Regarding communication: Where does responsibility rest for sharing news of a consecration, especially when it is a mold-breaking event? In normal times it falls to the relevant province.
Why didn’t the Province of South Sudan say anything? At this stage no one knows for sure, but South Sudan is engulfed in civil war. Several of its bishops are out of the country and resident with their people in refugee camps. With its provincial systems under great stress or even non-operative, a communication breakdown is a plausible reason.
Bishop Iker, as well as questioning why GAFCON did not make known the consecration, said it sent mixed messages in its explanations. Bishop Iker points out GAFCON said the consecration was a “wartime contingency” but also reported Archbishop Deng’s expressed wish to consecrate a woman before he retired. “Indeed it is difficult to maintain that both sentiments can be true,” the letter said.
Regarding GAFCON’s role: Press officer Andrew Goss disputes theories about a conspiracy of silence. “GAFCON knew that South Sudan’s news would become public knowledge, but it was South Sudan’s news to break, not ours.”
He added: “In hindsight, perhaps GAFCON could have encouraged the South Sudanese Provincial office to make a statement proactively, but, because the situation in South Sudan is so messy and the pressures so huge, we waited.”
A statement from the Rt.

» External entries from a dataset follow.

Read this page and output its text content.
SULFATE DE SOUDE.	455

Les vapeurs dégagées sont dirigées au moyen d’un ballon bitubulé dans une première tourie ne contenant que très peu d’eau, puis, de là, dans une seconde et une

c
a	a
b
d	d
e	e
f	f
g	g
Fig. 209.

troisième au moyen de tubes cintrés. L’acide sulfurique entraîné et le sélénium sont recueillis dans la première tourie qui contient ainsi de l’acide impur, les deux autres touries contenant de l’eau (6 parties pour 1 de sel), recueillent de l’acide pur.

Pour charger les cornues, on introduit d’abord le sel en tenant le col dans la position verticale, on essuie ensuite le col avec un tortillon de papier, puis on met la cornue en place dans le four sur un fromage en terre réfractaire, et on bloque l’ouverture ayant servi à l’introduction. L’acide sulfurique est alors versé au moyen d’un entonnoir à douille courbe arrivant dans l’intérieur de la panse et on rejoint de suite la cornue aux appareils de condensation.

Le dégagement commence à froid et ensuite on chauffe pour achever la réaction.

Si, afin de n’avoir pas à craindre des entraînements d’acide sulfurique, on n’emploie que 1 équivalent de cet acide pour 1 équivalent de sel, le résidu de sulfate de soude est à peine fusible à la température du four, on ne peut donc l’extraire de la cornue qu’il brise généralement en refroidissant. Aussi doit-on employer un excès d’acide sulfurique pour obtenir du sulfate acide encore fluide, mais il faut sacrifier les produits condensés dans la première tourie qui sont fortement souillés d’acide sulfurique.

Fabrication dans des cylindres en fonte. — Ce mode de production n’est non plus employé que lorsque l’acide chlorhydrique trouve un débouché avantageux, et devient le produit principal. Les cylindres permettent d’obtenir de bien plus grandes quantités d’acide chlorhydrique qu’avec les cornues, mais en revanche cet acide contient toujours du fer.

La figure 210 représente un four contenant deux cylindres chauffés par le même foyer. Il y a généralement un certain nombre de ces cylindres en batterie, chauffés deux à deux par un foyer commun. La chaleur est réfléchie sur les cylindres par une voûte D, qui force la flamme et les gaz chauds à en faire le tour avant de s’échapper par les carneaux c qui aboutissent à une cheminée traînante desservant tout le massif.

Rev. Peter Jensen, GAFCON’s general secretary, confirmed that a GAFCON moratorium on women in the episcopate has been in place since 2014. A report by a theological task force on women in the episcopate was heard at last year’s meeting of the GAFCON Primates Council. Archbishop Deng was present.
Jensen’s statement presents the South Sudan consecration as “an anomaly” and a personal decision by Deng. It was, the statement said, “an extraordinary action taken in the midst of civil unrest in a part of his country where most of the men were engaged in armed conflict.”
Indeed, many will recall that Anglicanism’s first ordination of a woman to the priesthood — the Rev. Li Tim-Oi in Macau by the Bishop of Hong Kong in 1944 — was in response to a messy war.
The statement concludes, “Our hope is that the newly elected Primate of South Sudan will join us in these discussions as we seek to find a common mind, looking to maintain the unity of the Spirit in the bond of peace.”
Whatever the circumstances, GAFCON has a woman serving as a bishop in a member province. The question arises: are other East African provinces that have ordained women as priests likely to follow suit in the episcopate?
One issue at stake is the nature of GAFCON. Is it a loose movement for renewal or are decisions of its Primates’ Council binding on member churches? Another issue: since the canonical consecration of a bishop is permanent, it is hard to see how South Sudan could backtrack.